Il paternalismo illuminato
Poi c’è un’altra via, che forse potremmo definire “paternalismo illuminato”. È quella del presidente della FIFA, Gianni Infantino, molto scaltro nella sua recente trasformazione da militante “femminista”. Il discorso pronunciato in conclusione dei Mondiali, con l’invito alle donne a bussare per farsi aprire le porte ha a sua volta una buona dose di paternalismo, ma va dato atto alla FIFA che gli ottimi risultati di seguito degli ultimi due Mondiali e l’aumento del montepremi sono ottenimenti concreti e importanti. Da questo punto di vista si è fatta molta strada rispetto alla FIFA di Blatter, con tanto di pantaloncini sexy da far indossare alle calciatrici per attrarre pubblico, o al disinteresse sempre mostrato da Platini nei confronti di questo sport.
Lo scenario autonomista
Infine, c’è un ultimo scenario possibile, quello “autonomista”, che prevede istituzioni calcistiche femminili separate da quelle maschili, o perlomeno una maggiore autonomia del calcio femminile nel solco di quelle esistenti. Questa possibilità è stata a lungo negata dalla realtà, poiché il calcio femminile è stato e continua a essere in larga parte uno sport sussidiato dai ricavi del calcio maschile. Tuttavia, l’equal pay di alcune federazioni, che all’atto pratico è ad oggi consistito in un obolo di solidarietà versato dai calciatori maschi alle proprie colleghe meno abbienti, potrebbe rappresentare un primo passo verso una maggiore autonomia del calcio femminile: organizzare grandi competizioni costa, gestire squadre costa, avere strutture e staff dedicati costa.
Break even finanziario
Il 2023 passerà alla storia come l’anno del primo grande evento femminile globale capace di raggiungere il break even finanziario. Questo è stato possibile grazie in parte a situazioni non previste alla vigilia, come il cammino dell’Australia che ha spinto la vendita dei biglietti e l’interesse attorno alla manifestazione. Inoltre, il 2023 è stato l’anno del primo club, il Barcellona, capace di raggiungere con la propria sezione femminile l’agognato traguardo dell’autofinanziamento grazie a sponsor e ricavi dal botteghino.
Capacità di autogenerarsi
I primi report Deloitte ci raccontano di una Women’s Super League che nella stagione 2021-22 ha già raggiunto il 60% di risorse autogenerate rispetto alle spese complessive, una percentuale destinata a crescere nei prossimi anni. Inoltre, la plurititolata sezione femminile del Lione è in procinto di essere acquistata da una visionaria imprenditrice americana, Michele Kang, che ha già dichiarato di volere un proprio stadio e un proprio centro d’allenamento per la squadra femminile.

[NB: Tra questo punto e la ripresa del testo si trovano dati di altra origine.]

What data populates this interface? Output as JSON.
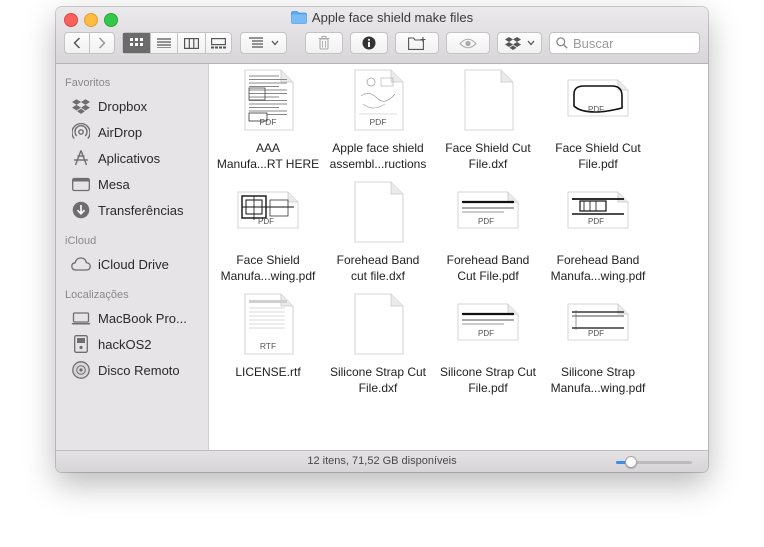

Tuttavia, non tutti i paesi stanno seguendo la stessa strada. In Italia, ad esempio, il calcio femminile sta guadagnando popolarità, ma non riceve ancora lo stesso sostegno economico e mediatico del calcio maschile.
Andare oltre
Nonostante ciò, l’entusiasmo per la Coppa del Mondo femminile FIFA 2023 è aumentato di 7 punti percentuali rispetto al torneo del 2019. Nel prossimo ventennio ci sarà un sensibile aumento dei ricavi, il calcio femminile avrà una sua prima ricchezza da gestire, ed è lecito pensare che alla gestione politica di questa torta vorranno contribuire in maniera attiva molte delle calciatrici di oggi, facendo pesare il proprio ruolo dentro – e chissà, oltre – le istituzioni calcistiche tradizionali.